À l’inverse, la non-observance peut être intentionnelle et les raisons possibles sont multiples : crainte des effets indésirables, lassitude du patient, coût d’un ou plusieurs médicaments non pris en charge par l’assurance-maladie, traitement perçu comme non efficace…
Le patient peut alors décider de faire une pause dans son traitement, de changer la posologie de lui-même, de sauter des prises, de ne pas renouveler l’ordonnance d’un traitement chronique…
Repérer les signes de non-observance
À l’officine, il est intéressant de chercher à repérer les signes de non-observance, notamment lors de traitements chroniques. Cela peut prendre la forme de plaintes fréquentes d’effets indésirables, d’hospitalisations répétées notamment chez les personnes âgées, de mauvaise qualité de vie, de l’absence d’amélioration de l’état du patient ou d’une mauvaise perception de la pathologie.
Un exemple classique est celui du traitement hypolipémiant. En effet, un excès de cholestérol ou de triglycérides ne fait pas souffrir le patient. Ce dernier peut donc ne pas comprendre l’intérêt de bien suivre un traitement qui n’améliore pas son quotidien, voire qui peut même lui occasionner des effets indésirables…
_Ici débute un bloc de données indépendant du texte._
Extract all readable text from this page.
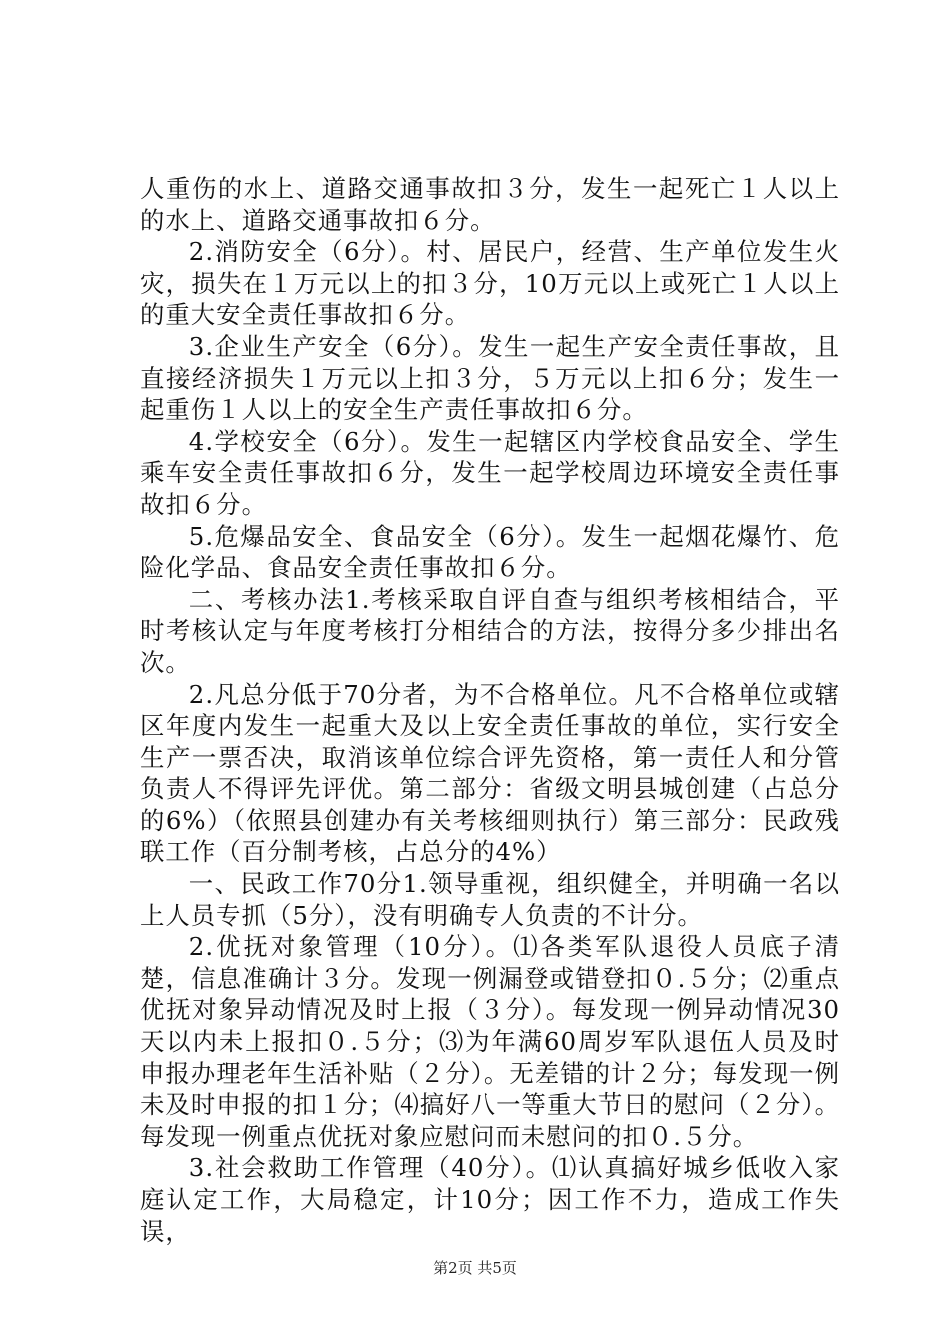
人重伤的水上、道路交通事故扣３分，发生一起死亡１人以上的水上、道路交通事故扣６分。

2.消防安全（6分）。村、居民户，经营、生产单位发生火灾，损失在１万元以上的扣３分，10万元以上或死亡１人以上的重大安全责任事故扣６分。

3.企业生产安全（6分）。发生一起生产安全责任事故，且直接经济损失１万元以上扣３分，５万元以上扣６分；发生一起重伤１人以上的安全生产责任事故扣６分。

4.学校安全（6分）。发生一起辖区内学校食品安全、学生乘车安全责任事故扣６分，发生一起学校周边环境安全责任事故扣６分。

5.危爆品安全、食品安全（6分）。发生一起烟花爆竹、危险化学品、食品安全责任事故扣６分。

二、考核办法1.考核采取自评自查与组织考核相结合，平时考核认定与年度考核打分相结合的方法，按得分多少排出名次。

2.凡总分低于70分者，为不合格单位。凡不合格单位或辖区年度内发生一起重大及以上安全责任事故的单位，实行安全生产一票否决，取消该单位综合评先资格，第一责任人和分管负责人不得评先评优。第二部分：省级文明县城创建（占总分的6%）（依照县创建办有关考核细则执行）第三部分：民政残联工作（百分制考核，占总分的4%）

一、民政工作70分1.领导重视，组织健全，并明确一名以上人员专抓（5分），没有明确专人负责的不计分。

2.优抚对象管理（10分）。⑴各类军队退役人员底子清楚，信息准确计３分。发现一例漏登或错登扣０.５分；⑵重点优抚对象异动情况及时上报（３分）。每发现一例异动情况30天以内未上报扣０.５分；⑶为年满60周岁军队退伍人员及时申报办理老年生活补贴（２分）。无差错的计２分；每发现一例未及时申报的扣１分；⑷搞好八一等重大节日的慰问（２分）。每发现一例重点优抚对象应慰问而未慰问的扣０.５分。

3.社会救助工作管理（40分）。⑴认真搞好城乡低收入家庭认定工作，大局稳定，计10分；因工作不力，造成工作失误，

第2页 共5页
95 %, c’est le niveau d’observance nécessaire pour qu’un traitement du VIH atteigne les objectifs thérapeutiques
Conduite à tenir
Oublier son traitement fait partie d’un suivi chronique. Il s’agit pour le pharmacien de ne pas avoir un discours culpabilisant mais plutôt de convaincre le patient de l’intérêt de suivre son traitement et de lui proposer des outils adaptés pour l’aider.
Informer son patient
Un patient ayant compris pourquoi on lui prescrivait un traitement et comment ce dernier allait l’aider sera davantage motivé à le suivre correctement. Il est donc indispensable de bien l’informer sur sa pathologie, le but du traitement prescrit, les effets indésirables potentiels, la façon de prendre ses médicaments…
Consulter le DP (Dossier Pharmaceutique)
Le patient renouvelle-t-il ses médicaments régulièrement ? S’il possède un DP, la réponse est a priori facile à trouver. Si ce n’est pas le cas, on peut en discuter avec lui.
Pour les équipes ayant le temps de mettre un suivi personnalisé en place, pourquoi ne pas proposer aux patients les plus sensibles (cela inclut par exemple les personnes âgées isolées ou les patients ayant du mal à gérer leur traitement) de leur envoyer un rappel par courriel ou SMS lorsqu’il est temps de venir renouveler leur ordonnance ou de reprendre rendez-vous chez leur médecin.
Évaluer l’observance
Le questionnaire de Girerd repose sur 6 questions fermées permettant d’évaluer l’observance d’un patient (ex : « Ce matin avez-vous oublié de prendre vos médicaments ? »). Chaque réponse positive vaut 1 point. Un score = 6 témoigne d’une bonne observance, un score = 4 ou 5 témoigne d’une faible observance et un score ≤ 3 est signe d’une non-observance.
C’est le questionnaire utilisé lors des bilans partagés de médication.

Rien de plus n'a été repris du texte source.